The claim appeared in a video on TikTok on March 11, 2023, under the caption "Karma is real." The video's English-language text was superimposed over rotating shots of Zelenskyy, Hungary's World War II-era leader Miklós Horthy, and images of Transcarpathia. The text read:
Ukrainian government try to assimilate and kill the Hungarian minority in Transcarpathia. Forgot what happened in the past?
Here is a screenshot from the video at the time of the writing of this fact check:
(Source: TikTok screenshot taken on Wed June 7 12:05:01 2023 UTC)
Transcarpathia historically belonged to Hungary until 1920, when it was handed to the newly formed state of Czechoslovakia as part of the Trianon peace settlement following World War I. The region became part of Ukraine when Czechoslovakia ceded it to the Soviet Union at the end of World War II. It remains home to as many as 125,000 ethnic Hungarians, according to estimates by Hungarian demographers.

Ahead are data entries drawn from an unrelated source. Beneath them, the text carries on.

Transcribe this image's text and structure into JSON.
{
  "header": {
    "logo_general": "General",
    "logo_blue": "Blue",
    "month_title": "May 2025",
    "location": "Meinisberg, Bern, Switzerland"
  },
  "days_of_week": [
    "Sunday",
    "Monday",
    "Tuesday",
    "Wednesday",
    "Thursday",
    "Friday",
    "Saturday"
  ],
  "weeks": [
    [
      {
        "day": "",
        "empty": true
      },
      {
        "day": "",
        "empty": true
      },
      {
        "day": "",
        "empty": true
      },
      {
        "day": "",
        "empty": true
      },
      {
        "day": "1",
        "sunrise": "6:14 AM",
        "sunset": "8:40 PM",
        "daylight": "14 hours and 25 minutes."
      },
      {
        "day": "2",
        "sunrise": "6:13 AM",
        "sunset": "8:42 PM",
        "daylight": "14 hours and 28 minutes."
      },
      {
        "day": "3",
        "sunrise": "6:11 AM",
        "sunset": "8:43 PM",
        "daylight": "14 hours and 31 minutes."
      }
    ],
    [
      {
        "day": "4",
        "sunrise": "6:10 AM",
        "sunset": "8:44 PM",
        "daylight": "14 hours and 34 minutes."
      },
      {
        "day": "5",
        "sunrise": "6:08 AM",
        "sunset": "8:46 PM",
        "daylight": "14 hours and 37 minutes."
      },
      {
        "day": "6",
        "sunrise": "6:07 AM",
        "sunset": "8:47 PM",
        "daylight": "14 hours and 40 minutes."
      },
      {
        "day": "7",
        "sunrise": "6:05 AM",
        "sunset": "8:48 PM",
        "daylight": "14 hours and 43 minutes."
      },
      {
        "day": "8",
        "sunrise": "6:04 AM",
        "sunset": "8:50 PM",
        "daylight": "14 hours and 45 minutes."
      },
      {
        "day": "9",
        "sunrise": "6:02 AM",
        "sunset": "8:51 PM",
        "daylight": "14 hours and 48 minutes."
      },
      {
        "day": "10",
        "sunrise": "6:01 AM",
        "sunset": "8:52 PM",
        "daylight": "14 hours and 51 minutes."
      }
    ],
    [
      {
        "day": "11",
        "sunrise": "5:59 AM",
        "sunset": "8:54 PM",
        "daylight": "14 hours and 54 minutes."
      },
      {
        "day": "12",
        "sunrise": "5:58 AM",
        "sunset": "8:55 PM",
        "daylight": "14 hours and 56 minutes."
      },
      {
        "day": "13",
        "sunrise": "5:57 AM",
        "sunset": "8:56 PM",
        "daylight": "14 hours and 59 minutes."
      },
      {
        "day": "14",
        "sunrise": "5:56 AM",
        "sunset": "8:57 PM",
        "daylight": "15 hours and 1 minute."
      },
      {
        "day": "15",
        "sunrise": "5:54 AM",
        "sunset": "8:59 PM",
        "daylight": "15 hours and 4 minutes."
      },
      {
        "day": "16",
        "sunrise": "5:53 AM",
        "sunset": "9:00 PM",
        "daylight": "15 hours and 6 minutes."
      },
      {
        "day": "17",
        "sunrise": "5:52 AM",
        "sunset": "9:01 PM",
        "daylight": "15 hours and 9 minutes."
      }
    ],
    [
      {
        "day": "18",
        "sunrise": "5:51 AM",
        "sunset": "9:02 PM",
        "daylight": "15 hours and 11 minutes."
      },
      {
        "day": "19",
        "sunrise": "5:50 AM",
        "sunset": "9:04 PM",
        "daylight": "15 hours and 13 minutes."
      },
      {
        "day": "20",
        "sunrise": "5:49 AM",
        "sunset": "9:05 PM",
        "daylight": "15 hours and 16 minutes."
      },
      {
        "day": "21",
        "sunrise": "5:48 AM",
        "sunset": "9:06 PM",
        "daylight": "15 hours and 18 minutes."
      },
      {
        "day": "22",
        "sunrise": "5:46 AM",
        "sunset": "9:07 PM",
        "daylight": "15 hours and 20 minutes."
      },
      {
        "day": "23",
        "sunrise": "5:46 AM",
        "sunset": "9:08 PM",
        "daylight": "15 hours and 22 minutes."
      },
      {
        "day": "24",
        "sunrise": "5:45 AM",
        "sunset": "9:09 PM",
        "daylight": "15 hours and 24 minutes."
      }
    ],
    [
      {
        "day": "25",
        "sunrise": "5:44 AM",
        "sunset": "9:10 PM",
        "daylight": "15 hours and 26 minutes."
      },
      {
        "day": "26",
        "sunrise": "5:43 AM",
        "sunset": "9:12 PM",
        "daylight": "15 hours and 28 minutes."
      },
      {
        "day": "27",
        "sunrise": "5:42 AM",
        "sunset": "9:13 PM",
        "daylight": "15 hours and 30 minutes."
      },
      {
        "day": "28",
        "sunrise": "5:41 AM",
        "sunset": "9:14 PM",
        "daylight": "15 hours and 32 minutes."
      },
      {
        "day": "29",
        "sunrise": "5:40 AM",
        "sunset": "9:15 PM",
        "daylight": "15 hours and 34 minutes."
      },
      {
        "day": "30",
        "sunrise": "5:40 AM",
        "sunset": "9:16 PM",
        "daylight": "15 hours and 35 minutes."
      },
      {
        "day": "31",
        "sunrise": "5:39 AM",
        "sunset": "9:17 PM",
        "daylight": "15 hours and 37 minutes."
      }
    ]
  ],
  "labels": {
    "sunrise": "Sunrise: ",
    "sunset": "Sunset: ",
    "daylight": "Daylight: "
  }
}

There is no evidence the Zelenskyy government is targeting these people for death.
It is accurate that Ukrainian ultranationalist groups have held marches in Transcarpathia that threatened ethnic Hungarians. Extremists also detonated a bomb in the office of a Hungarian cultural organization in the city of Uzhhorod in 2018.
However, as Lead Stories reported in May 2023, these incidents occurred before Zelenskyy took power in 2019, and there is no evidence the perpetrators had either government or popular support. Police promptly arrested suspects in the Uzhhorod bombing, and at least one of them has been sentenced to nine years in prison. Meanwhile, the Svoboda (Freedom) party, a Ukrainian ultranationalist outfit whose supporters took part in anti-Hungarian marches, garnered just over 2 percent of the vote in the 2019 parliamentary elections. The party also has no representation in Transcarpathia's regional council.
Hungarian leaders have been chafing over Ukrainian minority policies that they perceive as discriminatory. These policies include a 2017 law that prohibited minority-language instruction in state secondary schools; a 2019 measure that mandates the use of the Ukrainian language in official business; and a 2021 decree that bars dual citizens from holding elected office and other positions. They do not include any plan to kill ethnic Hungarians.
The number of ethnic Hungarians in Transcarpathia dropped 13.7 percent between 2001 and 2017, according to a study by Hungary's state-financed Gábor Bethlen Fund, and Transcarpathia's ethnic-Hungarian population may dwindle to as low as 71,000 people by 2051, according to a 2022 paper prepared for the Hungarian Parliament. The researchers cited emigration -- not a murder campaign by Ukraine's government -- as the chief cause.